BTW, he has a Lenin Award from when he was a Komsomol group leader: "No! The Komsomol is not about reading about Lenin! It is about going to dances, drinking vodka, meeting girls and listening to Uriah Heep!" That's '70s Soviet youth culture in a nutshell for you. (He also writes a weekly column for the Russia Journal and is, incidentally, a really great guy, kind of an archetypal middle-aged Soviet man: heavy drinker and smoker, romantic to the point of being maudlin, loves Putin, hates Yeltsin's fucking guts.)

Chris Doss The Russia Journal ------------------ Joanna wrote:

At 06:24 AM 04/15/2002 -0400, Chris Doss wrote:
>I would not say there was less social mobility under Brezhnev compared to
>today. Farmer's son could go to study in the Moscow State University or any
>other prestigious educational institution. Moreover, children of workers
and
>peasants enjoyed privileges. For example, they could enroll on teh
so-called
>"preparation courses" called "rabfak" - worker's faculty - and in a year
>they got automatically enrolled in the MSU without exams. These days it's
>much harder for a child from a depressed family to rise to the middle class
>level.

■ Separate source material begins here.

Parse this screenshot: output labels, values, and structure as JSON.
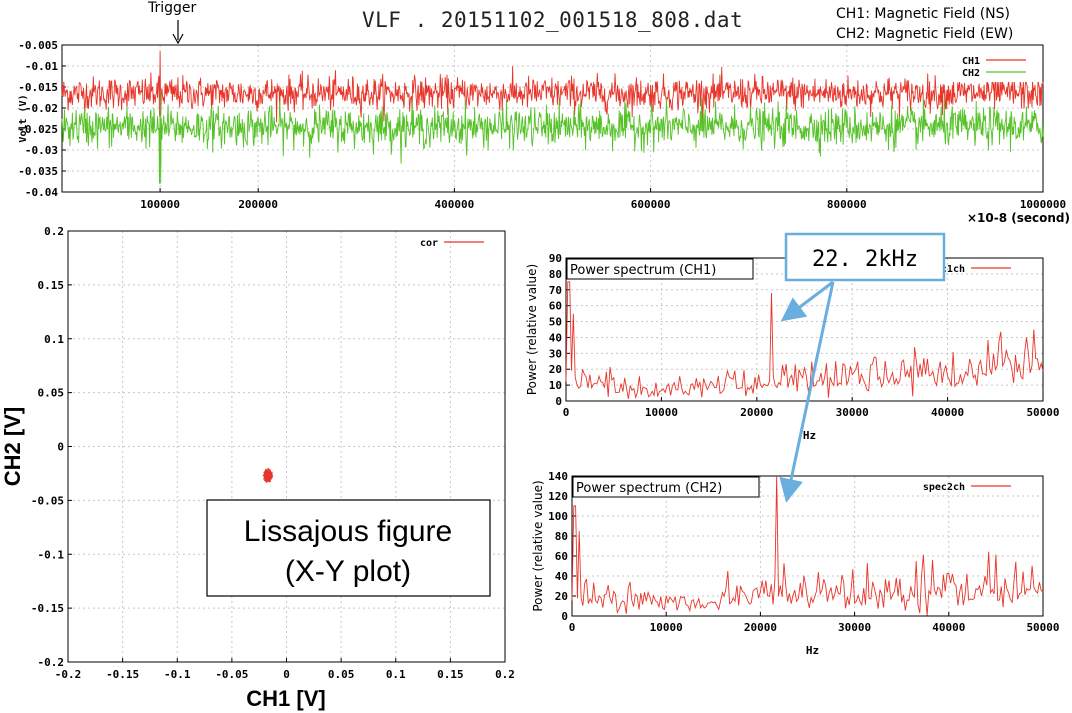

For example, if I could not afford to pay $1,200 a year for my
>daughter she would not have been able to get a higher education because in
>order to enroll in a free higher educational institution one needs either
to
>pay huge bribes or have connections. Children of the riff-ruff become
>riff-ruff automatically these days. In Soviet era the state cared about
such
>kids much more. Another matter is that during Brezhnev one, regardless of
>his skills and talens, could not go beyond the so-called "potolok" (salary
>ceiling)

My experience backs up what you're saying. When I was in Romania in the sixties, my parents told me that I had to get straight A's (10s) if I wanted to go to the university. In other words, my performance would need to be nearly perfect in order to overcome the negative marks against me: 1) I was privileged by being the daughter of intellectuals who 2) did not belong to the party. Had I had "healthy social origins," like being the daughter of peasants, the bar would have been lower.

The situation was then reversed when we emigrated to France and then to the U.S....where I had to get straight A's because I was the daughter of immigrants.